Undefined index means that you are trying to access an array key that does not exist. Your form probably is not posting like you are expecting. A simple:

print_r($_POST);

will show you what is posting.

You should make a hidden input for each form, instead af trying to listen to a submit button.. not all versions of php register the submit button as a value. Also you wrote the "if(isset($_POST['submit']))" twice, which will make php return both if-statements true.. hope this helps

The error messages say that you're accessing an item of an array that doesn't exist!

But in general you should check the existence of these variables (even if you're sure that the form was sent):

$items = isset($_POST['items']) ? $_POST['items'] : outputError('...');

And please fix your SQL injection security hole!!

$body = mysql_real_escape_string( $_POST['body'] );

Please consider upgrading to MySQLi or PDO, too! There are many good resources on these topics out there.

These are not errors, they are notices. But they should be fixed in the production environment, as this gives you a hint that your code may not be working correctly in some cases.

Solution

Depending on what exactly you want to achieve, you can use the following code:

$items = array_key_exists('items', $_POST) ? $_POST['items'] : '';

and you are sure your $items variable contains something (at least empty string).

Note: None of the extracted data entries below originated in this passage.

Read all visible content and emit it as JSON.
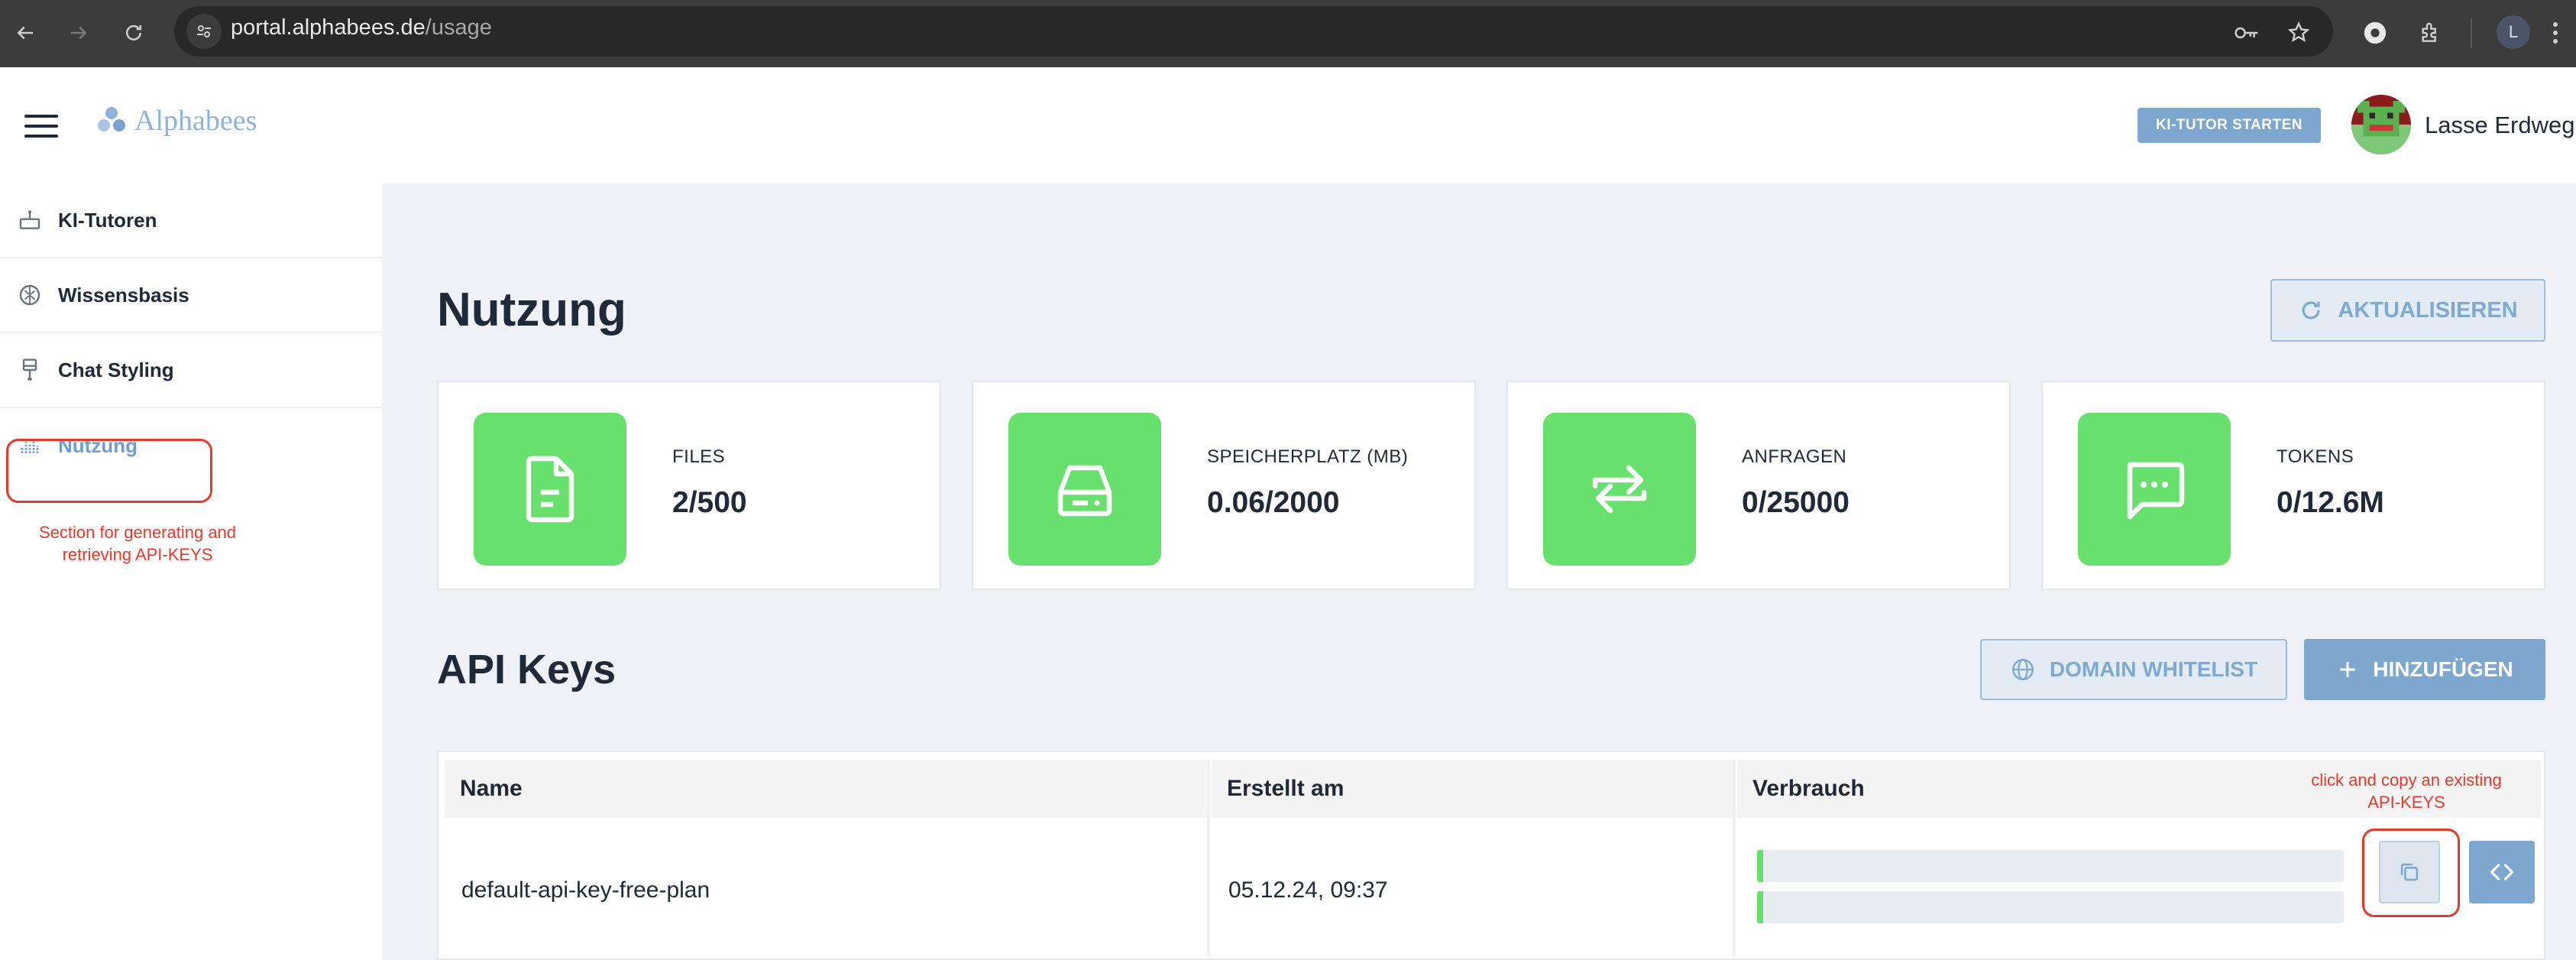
{
  "browser": {
    "url_host": "portal.alphabees.de",
    "url_path": "/usage",
    "profile_initial": "L"
  },
  "header": {
    "logo_text": "Alphabees",
    "tutor_button": "KI-TUTOR STARTEN",
    "user_name": "Lasse Erdweg"
  },
  "sidebar": {
    "items": [
      {
        "label": "KI-Tutoren",
        "icon": "robot-icon"
      },
      {
        "label": "Wissensbasis",
        "icon": "brain-icon"
      },
      {
        "label": "Chat Styling",
        "icon": "brush-icon"
      },
      {
        "label": "Nutzung",
        "icon": "chart-icon",
        "active": true
      }
    ],
    "annotation": "Section for generating and retrieving API-KEYS"
  },
  "main": {
    "title": "Nutzung",
    "refresh_button": "AKTUALISIEREN",
    "stats": [
      {
        "label": "FILES",
        "value": "2/500",
        "icon": "file-icon"
      },
      {
        "label": "SPEICHERPLATZ (MB)",
        "value": "0.06/2000",
        "icon": "storage-icon"
      },
      {
        "label": "ANFRAGEN",
        "value": "0/25000",
        "icon": "repeat-icon"
      },
      {
        "label": "TOKENS",
        "value": "0/12.6M",
        "icon": "chat-icon"
      }
    ],
    "api_section_title": "API Keys",
    "whitelist_button": "DOMAIN WHITELIST",
    "add_button": "HINZUFÜGEN",
    "table": {
      "headers": [
        "Name",
        "Erstellt am",
        "Verbrauch"
      ],
      "rows": [
        {
          "name": "default-api-key-free-plan",
          "created": "05.12.24, 09:37",
          "usage_fraction": [
            0.0,
            0.0
          ]
        }
      ]
    },
    "copy_annotation": "click and copy an existing API-KEYS"
  },
  "colors": {
    "accent": "#7da7cf",
    "stat_icon_bg": "#68e06d",
    "annotation": "#e23b2e",
    "content_bg": "#eef2f7"
  }
}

Of course depending on your code architecture, you can replace empty string with false or null, but it is up to you.

Tip about using isset() or empty()

Do not use them for checking if the specific element exists in array - use array_key_exists(). What is the difference?

Let's assume $my_array looks like that:

$my_array = array(
    'a' => 'abc',
    'b' => 0,
    'c' => '',
    'd' => null,
);

then:

• empty() on $my_array['b'], $my_array['c'] and $my_array['d'] will return true, as all these values are considered empty, and on $my_array['e'] will also return true, as non-existent value/variable is also considered empty,
• isset() on all elements will return true with exception of $my_array['d'], because isset() treats variables equal to null as not set. isset($my_array['e']) will also return `false (because variable is not set),
• array_key_exists() will return true for every key that actually exists within array, and will return false if it does not,

So, as mentioned above, the better option for checking whether some element is defined in array is to use array_key_exists(), as it does not skip "empty" or null values.

Appendix

There are links to the documentation:

• isset() - determines if a variable is set and is not NULL,
• empty() - determines whether a variable is empty (empty string, 0 as integer, 0.0 as float, '0' - zero as string, null, false or empty array array()),
• array_key_exists() - actually checks if the given key or index exists in the array,

I am not able to understand the logic as to what you are trying to do. Can you explain a bit more? Also your first if condition is closed incorrectly. Your structure is as follows:

if(user submits) //true
{
if(){ do something}
else{ do something}

if(user submits) //true
{
//you call body variable, which is not defined the first time user submits the page, thus the error
}

}//original if ends

So, check the brackets.

Try changing the code that echoes your form out to this:-

echo "<Form action='' method='POST'>
     <select name='body' id='body'>
     <option value='head'>Head</option>
     </select>
     <input type='submit' id='submit' name='submit' value='submit' /><br />
     </form>";

Notice I have added id's to the form elements, it is best to use both id and name attributes set to the same value for forms.